By Thomas K. Pendergast
Taraval Street between Forest Side and 19th avenues has been designated as a new Neighborhood Commercial District (NCD) in a citywide effort to provide continuity along commercial corridors and discourage property owners from leaving storefronts empty.
The San Francisco Board of Supervisors recently passed legislation officially recognizing the shopping district as the Inner Taraval NCD.
“When you walk along Taraval Street from Parkside, you do not suddenly see a change in the commercial corridor when you hit 19th Avenue,” a statement released by board president and District 7 Supervisor Norman Yee said. “Taraval Street crosses two supervisorial districts and it was important to me to provide some level of continuity for the businesses in this area. The part of Taraval from 19th to Forest Side should have always been a named NCD, and when the opportunity came before us, we decided to name the section of Taraval in our district.”
While Taraval Street has other NCDs further west, this section was only recognized as such by the Board of Supervisors this past January, as part of an effort to make it and other new NCDs official before the March 3 election when voters will decide on Proposition D, the so-called “vacancy tax” ballot measure.
If passed, it would only apply to officially recognized NCDs that existed before the upcoming election and would tax landlords of commercial space $250 per linear foot of a given shop’s “frontage” – that is the area adjacent or tangent to a public right-of-way – in the 2021 tax year, if these commercial spaces are left empty for more than 182 days within that year. The fee will increase to $500 per linear foot of frontage if the store remains empty through the 2021 tax year and six months into the 2022 tax year.
For the 2023 tax year and subsequent tax years, the tax will be $250 per linear foot of frontage if it had not been vacant in the immediately preceding tax year; $500 per linear foot of frontage if it stays vacant for six months into a second tax year; and $1,000 per linear foot of frontage if the property remains vacant six months into a third year.

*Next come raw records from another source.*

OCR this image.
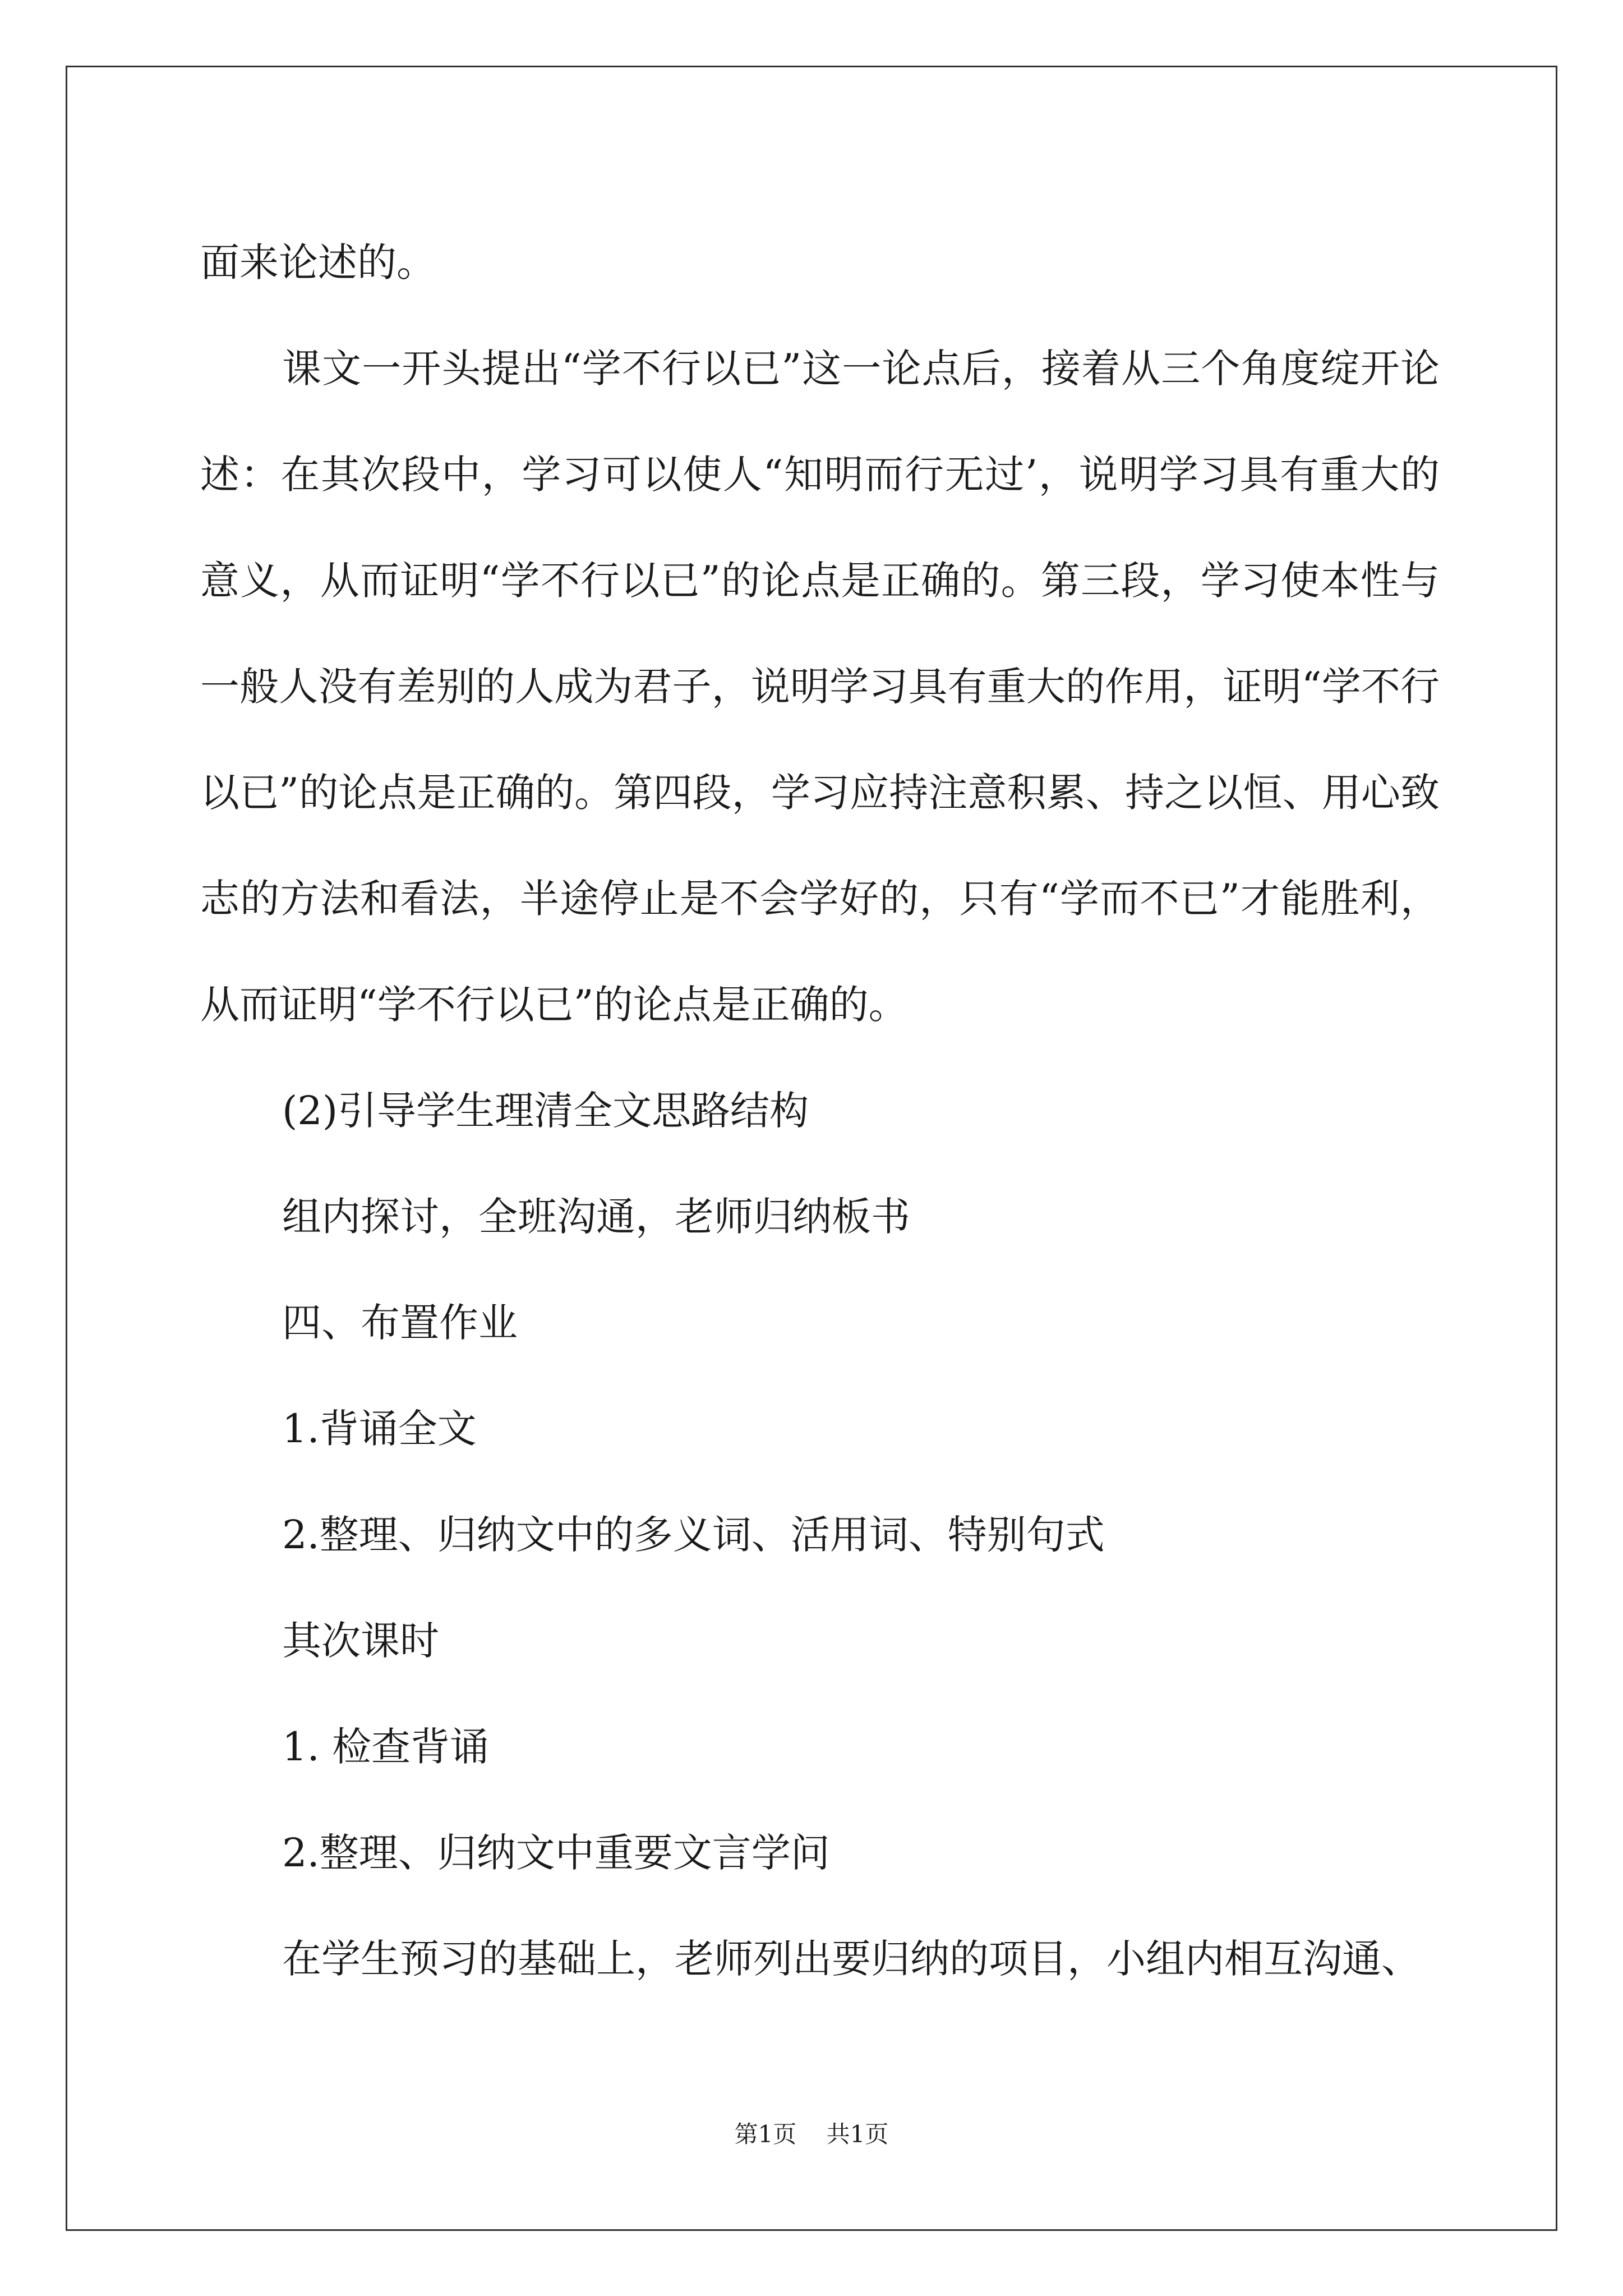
面来论述的。

课文一开头提出“学不行以已”这一论点后，接着从三个角度绽开论述：在其次段中，学习可以使人“知明而行无过’，说明学习具有重大的意义，从而证明“学不行以已”的论点是正确的。第三段，学习使本性与一般人没有差别的人成为君子，说明学习具有重大的作用，证明“学不行以已”的论点是正确的。第四段，学习应持注意积累、持之以恒、用心致志的方法和看法，半途停止是不会学好的，只有“学而不已”才能胜利，从而证明“学不行以已”的论点是正确的。

(2)引导学生理清全文思路结构

组内探讨，全班沟通，老师归纳板书

四、布置作业

1.背诵全文

2.整理、归纳文中的多义词、活用词、特别句式

其次课时

1. 检查背诵

2.整理、归纳文中重要文言学问

在学生预习的基础上，老师列出要归纳的项目，小组内相互沟通、

第1页 共1页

Exempted from the tax would be any person upon whom the City is prohibited under the Constitution or laws of the State of California or the Constitution or laws of the United States from imposing the vacancy tax, like any organization that is exempt from income taxation under Section 501(c)(3) of the Internal Revenue Code of 1986; or if a lessee or sub-lessee has operated a business in the NCD for more than 182 consecutive days during a lease or sublease of at least two years, then the lessee or sub-lessee shall not be liable for the vacancy tax for the remainder of that lease or sublease, regardless of whether that lessee or sub-lessee keeps the space vacant.
Even if Proposition D does not pass, Yee sees other benefits to NCD status.
“Naming Neighborhood Commercial Districts provides merchants and nearby residents more opportunities to preserve the distinct character of their corridor by allowing for different sets of controls. What makes San Francisco so unique is the charm and diversity of different neighborhoods,” Yee’s statement said. “The latest legislation does not change any underlying existing controls, but I am looking forward to hearing from merchants and neighbors about what they hope to see in this new Inner Taraval NCD.”
The Inner Taraval NCD is included in a group of 12 new NCDs throughout the City that the Board fast-tracked through in anticipation of Proposition D coming up on the March 3, 2020 election.
District 3 Supervisor Aaron Peskin said this is the largest expansion of NCDs “for many decades.”
“A few have been added one-by-one over the years but adding 12 in six different supervisorial districts is a big deal … and ultimately… will give neighbors and neighborhoods and their supervisors the ability to fine tune those NCDs,” Peskin said.